The German Dance Archives Cologne is chock-full of photographs of a certain type: a dancer, striking an elegant pose, is seen in a single segment of the sequence of movements that comprise a given choreography. Sometimes there is a series of images allowing one to glimpse a phase of movement, recalling Eadweard Muybridge’s famous photographic motion studies. However, amid the vastness of this historical collection, what often happens is the whole is dispersed, order is confused, and one ends up trying to make sense of a single syllable that has slipped out of an unknown sentence. These photographic sentences, supported by drawings and notes, were meant to preserve something that is, in principle, impossible to record: the energy of conscious movement emanating in the moment from the bodies of dancers in motion.
Dance is physical labour. The dancer’s body is subjected to a never-ending training regimen to prepare it to perform (produce) the desired movement, which should be effortless, airy, gracefully upsweeping—an ideal of beauty. Despite the innovative approach of generations of dancers and artists, this romantic vision endures as the most popular. At first glance, the contents of the Cologne archive reiterate this image. It was a challenge to find photographs that did not reinforce this inherited ideal.

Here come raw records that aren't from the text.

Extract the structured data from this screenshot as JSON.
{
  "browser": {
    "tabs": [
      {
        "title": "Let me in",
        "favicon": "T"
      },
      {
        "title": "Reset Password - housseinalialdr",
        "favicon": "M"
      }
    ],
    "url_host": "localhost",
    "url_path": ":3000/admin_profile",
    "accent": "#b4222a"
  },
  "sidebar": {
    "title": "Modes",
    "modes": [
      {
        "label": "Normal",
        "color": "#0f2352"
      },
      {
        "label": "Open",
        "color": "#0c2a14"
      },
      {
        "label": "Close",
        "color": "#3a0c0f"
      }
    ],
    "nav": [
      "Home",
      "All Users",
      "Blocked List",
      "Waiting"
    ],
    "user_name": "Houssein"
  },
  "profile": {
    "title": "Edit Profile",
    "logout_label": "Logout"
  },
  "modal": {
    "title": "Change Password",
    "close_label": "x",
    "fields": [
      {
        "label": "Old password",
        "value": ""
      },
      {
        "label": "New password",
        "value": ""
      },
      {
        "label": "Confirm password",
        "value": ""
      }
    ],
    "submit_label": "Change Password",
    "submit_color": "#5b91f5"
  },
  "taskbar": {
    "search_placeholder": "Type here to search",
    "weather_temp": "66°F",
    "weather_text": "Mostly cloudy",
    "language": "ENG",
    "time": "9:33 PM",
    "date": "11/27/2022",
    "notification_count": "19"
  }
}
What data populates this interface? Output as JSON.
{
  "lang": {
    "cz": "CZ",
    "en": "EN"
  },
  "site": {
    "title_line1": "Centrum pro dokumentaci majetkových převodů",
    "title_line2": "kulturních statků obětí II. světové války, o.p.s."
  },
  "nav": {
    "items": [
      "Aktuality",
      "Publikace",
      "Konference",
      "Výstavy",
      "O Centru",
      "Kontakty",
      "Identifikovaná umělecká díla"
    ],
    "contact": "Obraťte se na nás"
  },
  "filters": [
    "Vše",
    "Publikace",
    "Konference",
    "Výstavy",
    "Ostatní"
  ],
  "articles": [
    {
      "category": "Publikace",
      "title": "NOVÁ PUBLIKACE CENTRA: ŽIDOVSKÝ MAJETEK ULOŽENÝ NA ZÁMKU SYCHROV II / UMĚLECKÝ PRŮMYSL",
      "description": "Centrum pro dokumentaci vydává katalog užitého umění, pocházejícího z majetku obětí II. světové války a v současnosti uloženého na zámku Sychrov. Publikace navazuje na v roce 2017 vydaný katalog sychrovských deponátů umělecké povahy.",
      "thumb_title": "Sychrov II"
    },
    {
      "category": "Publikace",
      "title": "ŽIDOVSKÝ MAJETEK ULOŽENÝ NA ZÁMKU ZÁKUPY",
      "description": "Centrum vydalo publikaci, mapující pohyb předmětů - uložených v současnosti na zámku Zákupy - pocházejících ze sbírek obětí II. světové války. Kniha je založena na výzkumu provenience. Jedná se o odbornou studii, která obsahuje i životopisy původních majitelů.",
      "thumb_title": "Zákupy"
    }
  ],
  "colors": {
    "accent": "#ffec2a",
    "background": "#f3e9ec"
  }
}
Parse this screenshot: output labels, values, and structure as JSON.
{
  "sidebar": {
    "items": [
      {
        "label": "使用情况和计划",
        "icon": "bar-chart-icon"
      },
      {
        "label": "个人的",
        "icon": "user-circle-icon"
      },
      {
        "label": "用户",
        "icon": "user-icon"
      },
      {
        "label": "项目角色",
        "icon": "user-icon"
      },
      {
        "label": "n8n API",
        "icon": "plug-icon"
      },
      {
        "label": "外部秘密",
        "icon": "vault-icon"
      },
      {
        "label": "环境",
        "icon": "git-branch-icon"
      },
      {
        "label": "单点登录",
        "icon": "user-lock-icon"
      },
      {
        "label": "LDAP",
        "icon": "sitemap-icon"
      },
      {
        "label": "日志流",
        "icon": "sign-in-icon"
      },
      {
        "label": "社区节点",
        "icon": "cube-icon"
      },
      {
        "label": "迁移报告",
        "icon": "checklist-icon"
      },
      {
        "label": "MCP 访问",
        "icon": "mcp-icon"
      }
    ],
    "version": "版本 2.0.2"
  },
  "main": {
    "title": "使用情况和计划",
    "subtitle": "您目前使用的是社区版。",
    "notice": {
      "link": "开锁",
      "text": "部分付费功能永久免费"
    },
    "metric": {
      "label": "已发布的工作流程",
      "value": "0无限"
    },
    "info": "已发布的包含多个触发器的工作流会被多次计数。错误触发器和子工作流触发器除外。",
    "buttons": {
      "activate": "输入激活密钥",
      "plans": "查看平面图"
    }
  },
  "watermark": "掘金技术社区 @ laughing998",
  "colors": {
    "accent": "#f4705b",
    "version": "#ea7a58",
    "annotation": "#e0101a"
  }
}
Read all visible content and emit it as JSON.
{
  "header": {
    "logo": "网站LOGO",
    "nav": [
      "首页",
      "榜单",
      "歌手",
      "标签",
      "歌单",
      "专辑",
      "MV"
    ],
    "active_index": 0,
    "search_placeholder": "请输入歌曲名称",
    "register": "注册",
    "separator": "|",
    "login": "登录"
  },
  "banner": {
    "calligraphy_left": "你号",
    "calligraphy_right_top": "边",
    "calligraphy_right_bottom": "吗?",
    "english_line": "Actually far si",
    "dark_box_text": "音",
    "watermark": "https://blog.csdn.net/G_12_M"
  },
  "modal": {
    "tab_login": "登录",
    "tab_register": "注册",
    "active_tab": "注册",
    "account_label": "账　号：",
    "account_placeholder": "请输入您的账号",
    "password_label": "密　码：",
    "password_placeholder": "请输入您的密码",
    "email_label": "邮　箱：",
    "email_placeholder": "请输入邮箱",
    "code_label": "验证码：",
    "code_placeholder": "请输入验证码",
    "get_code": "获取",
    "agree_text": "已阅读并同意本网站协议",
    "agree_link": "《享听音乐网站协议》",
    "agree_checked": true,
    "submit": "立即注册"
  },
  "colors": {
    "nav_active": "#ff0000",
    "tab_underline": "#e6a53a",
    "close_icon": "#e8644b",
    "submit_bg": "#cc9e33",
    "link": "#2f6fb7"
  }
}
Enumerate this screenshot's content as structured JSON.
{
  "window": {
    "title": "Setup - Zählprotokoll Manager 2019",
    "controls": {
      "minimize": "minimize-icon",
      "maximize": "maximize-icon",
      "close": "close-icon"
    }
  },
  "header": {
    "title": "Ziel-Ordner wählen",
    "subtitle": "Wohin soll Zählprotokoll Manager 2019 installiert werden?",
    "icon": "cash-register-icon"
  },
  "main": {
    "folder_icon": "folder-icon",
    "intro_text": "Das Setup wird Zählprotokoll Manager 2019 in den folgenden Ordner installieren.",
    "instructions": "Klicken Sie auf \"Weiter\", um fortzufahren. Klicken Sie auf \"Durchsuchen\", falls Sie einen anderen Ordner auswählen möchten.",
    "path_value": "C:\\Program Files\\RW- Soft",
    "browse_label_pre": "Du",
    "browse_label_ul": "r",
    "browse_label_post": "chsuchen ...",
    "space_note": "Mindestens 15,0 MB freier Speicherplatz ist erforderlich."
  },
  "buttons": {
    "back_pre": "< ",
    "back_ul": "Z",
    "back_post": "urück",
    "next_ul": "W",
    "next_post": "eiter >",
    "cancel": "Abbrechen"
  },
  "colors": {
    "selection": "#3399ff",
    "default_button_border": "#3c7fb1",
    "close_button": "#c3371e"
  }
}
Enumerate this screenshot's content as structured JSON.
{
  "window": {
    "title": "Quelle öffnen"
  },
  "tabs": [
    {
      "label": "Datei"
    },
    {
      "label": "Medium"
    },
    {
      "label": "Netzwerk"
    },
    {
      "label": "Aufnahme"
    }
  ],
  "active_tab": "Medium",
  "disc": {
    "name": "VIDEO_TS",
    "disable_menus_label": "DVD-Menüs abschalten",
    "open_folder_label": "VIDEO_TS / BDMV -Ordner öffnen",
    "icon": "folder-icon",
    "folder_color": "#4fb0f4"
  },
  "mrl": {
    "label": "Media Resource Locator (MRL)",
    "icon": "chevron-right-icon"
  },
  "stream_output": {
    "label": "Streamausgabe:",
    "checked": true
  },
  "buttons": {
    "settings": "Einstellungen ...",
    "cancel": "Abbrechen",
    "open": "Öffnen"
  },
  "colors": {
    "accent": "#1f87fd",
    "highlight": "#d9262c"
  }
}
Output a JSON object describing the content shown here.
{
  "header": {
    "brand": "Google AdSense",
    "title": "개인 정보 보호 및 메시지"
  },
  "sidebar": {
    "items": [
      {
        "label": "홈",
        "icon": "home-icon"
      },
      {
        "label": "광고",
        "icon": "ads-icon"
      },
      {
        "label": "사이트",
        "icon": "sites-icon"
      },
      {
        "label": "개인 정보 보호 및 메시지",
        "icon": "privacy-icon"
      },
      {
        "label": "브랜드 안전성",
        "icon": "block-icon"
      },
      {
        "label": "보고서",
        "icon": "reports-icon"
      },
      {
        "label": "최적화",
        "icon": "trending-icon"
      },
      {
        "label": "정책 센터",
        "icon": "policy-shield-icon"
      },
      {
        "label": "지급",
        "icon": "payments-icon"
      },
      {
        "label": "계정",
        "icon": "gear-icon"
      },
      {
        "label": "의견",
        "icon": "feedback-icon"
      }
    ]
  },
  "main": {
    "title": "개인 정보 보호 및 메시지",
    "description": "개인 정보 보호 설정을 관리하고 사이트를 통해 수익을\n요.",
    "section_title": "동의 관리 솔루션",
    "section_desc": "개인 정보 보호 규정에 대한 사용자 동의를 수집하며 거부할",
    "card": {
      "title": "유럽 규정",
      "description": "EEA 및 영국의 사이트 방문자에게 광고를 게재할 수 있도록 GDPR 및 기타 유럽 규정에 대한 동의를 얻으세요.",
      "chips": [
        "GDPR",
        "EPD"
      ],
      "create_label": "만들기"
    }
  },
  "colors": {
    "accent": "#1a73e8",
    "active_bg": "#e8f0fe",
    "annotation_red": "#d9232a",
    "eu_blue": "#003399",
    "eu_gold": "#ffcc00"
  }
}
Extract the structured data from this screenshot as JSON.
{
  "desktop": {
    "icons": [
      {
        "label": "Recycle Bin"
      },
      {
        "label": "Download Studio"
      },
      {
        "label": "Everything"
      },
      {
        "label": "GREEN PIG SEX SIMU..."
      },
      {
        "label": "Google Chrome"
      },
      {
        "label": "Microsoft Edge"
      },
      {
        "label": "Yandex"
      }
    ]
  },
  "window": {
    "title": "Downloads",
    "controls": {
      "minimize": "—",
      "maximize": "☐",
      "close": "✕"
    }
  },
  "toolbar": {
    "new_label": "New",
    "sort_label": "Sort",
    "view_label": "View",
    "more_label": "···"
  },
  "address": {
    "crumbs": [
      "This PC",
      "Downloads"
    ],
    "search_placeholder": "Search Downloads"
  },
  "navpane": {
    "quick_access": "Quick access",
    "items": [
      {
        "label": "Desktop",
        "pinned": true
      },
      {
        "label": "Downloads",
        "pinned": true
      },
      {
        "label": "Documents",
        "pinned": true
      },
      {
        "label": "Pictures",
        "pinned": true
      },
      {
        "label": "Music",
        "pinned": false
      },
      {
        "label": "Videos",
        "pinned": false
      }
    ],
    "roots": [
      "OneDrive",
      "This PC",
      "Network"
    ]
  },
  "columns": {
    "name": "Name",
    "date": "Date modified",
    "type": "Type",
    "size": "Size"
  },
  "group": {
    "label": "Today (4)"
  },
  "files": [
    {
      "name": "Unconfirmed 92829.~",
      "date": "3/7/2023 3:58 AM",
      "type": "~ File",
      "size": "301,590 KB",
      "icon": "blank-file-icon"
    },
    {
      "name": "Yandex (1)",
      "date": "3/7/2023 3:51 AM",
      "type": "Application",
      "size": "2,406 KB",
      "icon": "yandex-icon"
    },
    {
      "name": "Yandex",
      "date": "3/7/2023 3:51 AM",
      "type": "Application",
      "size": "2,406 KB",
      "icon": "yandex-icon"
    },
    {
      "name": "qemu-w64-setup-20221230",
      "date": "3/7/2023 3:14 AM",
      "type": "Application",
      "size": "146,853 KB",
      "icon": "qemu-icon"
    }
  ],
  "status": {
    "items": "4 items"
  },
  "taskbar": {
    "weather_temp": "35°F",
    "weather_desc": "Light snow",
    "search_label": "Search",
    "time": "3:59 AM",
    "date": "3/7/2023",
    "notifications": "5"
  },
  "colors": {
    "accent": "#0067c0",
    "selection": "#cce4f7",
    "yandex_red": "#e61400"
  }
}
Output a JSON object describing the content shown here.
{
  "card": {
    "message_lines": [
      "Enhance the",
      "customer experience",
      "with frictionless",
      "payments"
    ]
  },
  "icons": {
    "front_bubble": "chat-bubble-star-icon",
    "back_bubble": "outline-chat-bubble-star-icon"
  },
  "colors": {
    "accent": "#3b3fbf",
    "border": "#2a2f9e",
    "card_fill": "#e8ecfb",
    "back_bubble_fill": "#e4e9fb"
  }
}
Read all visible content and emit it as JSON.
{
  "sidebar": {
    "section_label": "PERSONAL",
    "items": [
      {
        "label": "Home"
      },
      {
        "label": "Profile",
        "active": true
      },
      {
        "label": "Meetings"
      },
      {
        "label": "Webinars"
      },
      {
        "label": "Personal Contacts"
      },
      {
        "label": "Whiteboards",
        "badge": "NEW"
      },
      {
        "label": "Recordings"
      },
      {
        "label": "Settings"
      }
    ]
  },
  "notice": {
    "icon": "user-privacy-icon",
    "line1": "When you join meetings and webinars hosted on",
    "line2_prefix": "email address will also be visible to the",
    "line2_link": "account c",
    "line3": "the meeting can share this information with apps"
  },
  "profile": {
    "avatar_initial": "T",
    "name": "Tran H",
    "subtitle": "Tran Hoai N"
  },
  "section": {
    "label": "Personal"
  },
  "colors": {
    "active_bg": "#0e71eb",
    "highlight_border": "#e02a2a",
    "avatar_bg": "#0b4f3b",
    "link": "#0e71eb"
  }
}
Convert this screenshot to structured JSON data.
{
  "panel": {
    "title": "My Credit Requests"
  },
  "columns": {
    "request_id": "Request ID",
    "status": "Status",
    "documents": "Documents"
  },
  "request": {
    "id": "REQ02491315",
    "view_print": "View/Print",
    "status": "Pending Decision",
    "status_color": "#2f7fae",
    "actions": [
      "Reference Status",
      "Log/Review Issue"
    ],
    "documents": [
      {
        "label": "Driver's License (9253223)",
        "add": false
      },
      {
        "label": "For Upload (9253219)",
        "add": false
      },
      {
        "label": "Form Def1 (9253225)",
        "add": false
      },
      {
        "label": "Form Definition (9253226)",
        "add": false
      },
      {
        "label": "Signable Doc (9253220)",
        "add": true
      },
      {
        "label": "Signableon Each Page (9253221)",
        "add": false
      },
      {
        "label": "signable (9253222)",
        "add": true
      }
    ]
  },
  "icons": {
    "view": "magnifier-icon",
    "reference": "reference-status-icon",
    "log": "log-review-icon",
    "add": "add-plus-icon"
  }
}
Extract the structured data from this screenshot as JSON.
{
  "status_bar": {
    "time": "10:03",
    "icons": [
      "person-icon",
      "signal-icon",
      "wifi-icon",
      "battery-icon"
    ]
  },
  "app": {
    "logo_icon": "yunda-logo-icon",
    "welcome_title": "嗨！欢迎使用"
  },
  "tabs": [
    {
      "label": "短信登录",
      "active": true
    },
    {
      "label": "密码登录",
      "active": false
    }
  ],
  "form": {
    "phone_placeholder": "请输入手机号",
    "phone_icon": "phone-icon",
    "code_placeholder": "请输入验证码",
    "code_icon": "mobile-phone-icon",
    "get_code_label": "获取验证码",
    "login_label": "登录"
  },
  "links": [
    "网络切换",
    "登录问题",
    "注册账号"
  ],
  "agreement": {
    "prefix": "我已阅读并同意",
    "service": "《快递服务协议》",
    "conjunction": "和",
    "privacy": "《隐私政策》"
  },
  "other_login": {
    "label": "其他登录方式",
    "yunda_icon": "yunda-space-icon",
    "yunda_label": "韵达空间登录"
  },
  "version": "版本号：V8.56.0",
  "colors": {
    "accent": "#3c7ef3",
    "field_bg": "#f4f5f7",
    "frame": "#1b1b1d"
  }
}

And yet, so many of the artists whose careers are documented within the German Dance Archives Cologne were trailblazers who catalysed dynamic advances in the history of the development of modern movement and dance. Rudolf Laban, and then Mary Wigman, Kurt Jooss, Harald Kreutzberg, Gret Palucca: through their experimentations with the body and movement, they disrupted existing canons of dance art, which had been founded upon classical, spectacular narratives.
Although the archive’s photographs exist to preserve these legacies, in part by conveying the radical emancipation of the body, they generally adhere to the visual form of conventional representations of classical movements. The body posed in the photograph still only generates at most an illusion of motion. When we efface the human, two elements generally remain undisturbed in the photograph: the fabric of the costume, suspended in a vacuum of human intention; and the background (also textile) or space (stage, studio, a plein-air setting). In the absence of bodies, we become aware of the weight and the solidity of stillness in dark, empty scenes. Steps, drapes, and walls come to the fore. Masks hang in a void. Costumes become as heavy as the robes worn by marble sculptures. Empty stages, rehearsal studios, academy corridors. Barres, props, scenographic elements. This stilled matter—an ensemble cast accompanying the body of the dancer immobilised by the photographer—has become the material out of which I assemble my pictures and objects.